Congressmen already enjoy a pension nearly three times more generous than similar positions in the private sector, a $3,000 second-residence tax deduction, and a wide array of additional perks. I urge you in the strongest possible terms to oppose and vote against this “per diem” boondoggle. Sincerely, (Joe Taxpayer)

I can almost hear them now: “Aw, gee whiz, fellas, as they used to say in service: ‘If you can’t take a joke, why sign up?” It sure must be fun down there in Washington.

Flying off the handle

Well, the chickens have come home to roost. As of June, we will have no passenger service at Greater Rockford Airport. It’s hardly a surprise. Even as Northwest Airlines was denying it had any intention of leaving this market, rumors were rampant at our airport that AirLink was pulling out. The reason: not enough volume…too few passengers.

Ironically, they gave us all the word just when our local delegation returned from Washington, where they made a pitch to get more passenger service in here.
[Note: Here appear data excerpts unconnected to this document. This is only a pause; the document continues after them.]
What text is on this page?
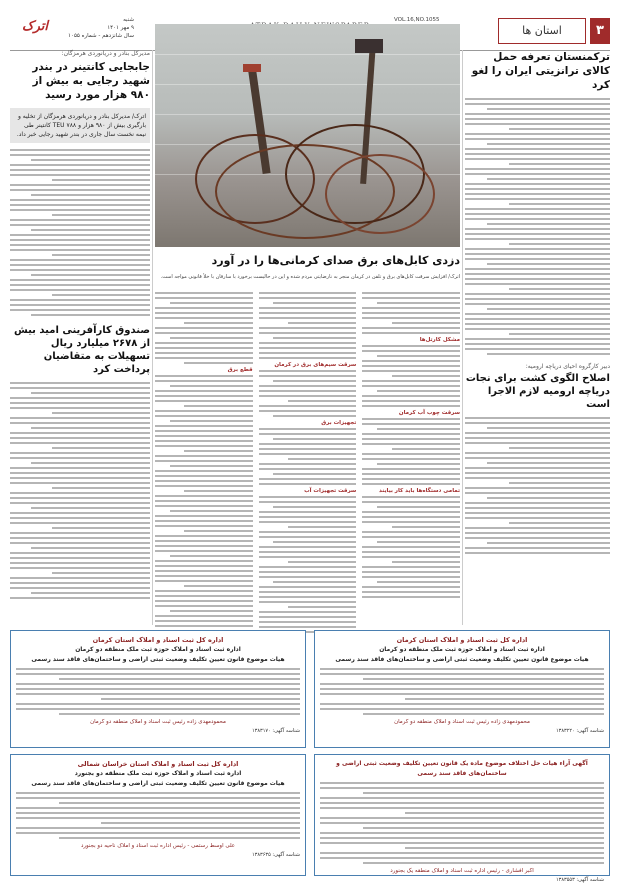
۳
استان ها
VOL.16,NO.1055
اترک	شنبه
۹ مهر ۱۴۰۱
سال شانزدهم - شماره ۱۰۵۵
ترکمنستان تعرفه حمل کالای ترانزیتی ایران را لغو کرد
دبیر کارگروه احیای دریاچه ارومیه:
اصلاح الگوی کشت برای نجات دریاچه ارومیه لازم الاجرا است
دزدی کابل‌های برق صدای کرمانی‌ها را در آورد
اترک/ افزایش سرقت کابل‌های برق و تلفن در کرمان منجر به نارضایتی مردم شده و این در حالیست برخورد با سارقان با خلأ قانونی مواجه است.
قطع برق
سرقت سیم‌های برق در کرمان
تجهیزات برق
سرقت تجهیزات آب
مشکل کارتل‌ها
سرقت چوب آب کرمان
تمامی دستگاه‌ها باید کار بیایند
مدیرکل بنادر و دریانوردی هرمزگان:
جابجایی کانتینر در بندر شهید رجایی به بیش از ۹۸۰ هزار مورد رسید
اترک/ مدیرکل بنادر و دریانوردی هرمزگان از تخلیه و بارگیری بیش از ۹۸۰ هزار و ۷۸۸ TEU کانتینر طی نیمه نخست سال جاری در بندر شهید رجایی خبر داد.
صندوق کارآفرینی امید بیش از ۲۶۷۸ میلیارد ریال تسهیلات به متقاضیان پرداخت کرد
اداره کل ثبت اسناد و املاک استان کرمان
اداره ثبت اسناد و املاک حوزه ثبت ملک منطقه دو کرمان
هیات موضوع قانون تعیین تکلیف وضعیت ثبتی اراضی و ساختمان‌های فاقد سند رسمی
محمودمهدی زاده رئیس ثبت اسناد و املاک منطقه دو کرمان
شناسه آگهی: ۱۳۸۳۲۲۰
اداره کل ثبت اسناد و املاک استان کرمان
اداره ثبت اسناد و املاک حوزه ثبت ملک منطقه دو کرمان
هیات موضوع قانون تعیین تکلیف وضعیت ثبتی اراضی و ساختمان‌های فاقد سند رسمی
محمودمهدی زاده رئیس ثبت اسناد و املاک منطقه دو کرمان
شناسه آگهی: ۱۳۸۳۱۷۰
آگهی آراء هیات حل اختلاف موضوع ماده یک قانون تعیین تکلیف وضعیت ثبتی اراضی و ساختمان‌های فاقد سند رسمی
اکبر افشاری - رئیس اداره ثبت اسناد و املاک منطقه یک بجنورد
شناسه آگهی: ۱۳۸۳۵۵۳
اداره کل ثبت اسناد و املاک استان خراسان شمالی
اداره ثبت اسناد و املاک حوزه ثبت ملک منطقه دو بجنورد
هیات موضوع قانون تعیین تکلیف وضعیت ثبتی اراضی و ساختمان‌های فاقد سند رسمی
علی اوسط رستمی - رئیس اداره ثبت اسناد و املاک ناحیه دو بجنورد
شناسه آگهی: ۱۳۸۳۶۳۵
While they were away from the nest , the only egg they had not only hatched but the bird flew away.

And just after Gov. George Ryan opined out loud that maybe it would be all right if Rockford was allowed to help take some of the pressure off Chicago’s O’Hare Field, up pops hizzoner Mayor Daley and says no, he wants all the revenue for his town.

There used to be an actor on the radio many years ago, whose name was William Bendix. He starred in a radio show called The Life of Riley. His character’s tag line seems to fit this situation right about here. Riley used to say, when he was frustrated at a turn of events, “What a revoltin’ development this is!”

Now that we have no service to promote, we come out with a slick marketing brochure touting the virtues of our airport. Where was it last year when AirLink was struggling for more business? Remember that pilot for Mesaba Airlines, the operators of the Rockford-to-Detroit service? He faulted our local airport and business community for failure to promote and support the flights offered. We can’t’ blame the airline in this case.

We might have had even more service had there been any effort to go after the regional jets Mesaba flies. They serve more than 100 cities, according to that pilot. As it is, we have what’s left when an excited bird drops its calling card on your palm and wings away.

Perhaps there is still some hope for improvement. Perhaps we should send a delegation to hizzoner in Chicago and see if we can persuade him that Rockford can offer some temporary relief for the dilemma that has him by the horns.

Instead of expending all sorts of time, energy and money on building surface roads that are unwanted and unnecessary, let’s put some of that effort into grabbing some skyways to other parts of the country and begin unleashing the economic power of our airport that now lies slumbering like a giant parking lot.

The opportunity is golden today. Tomorrow it will be gone.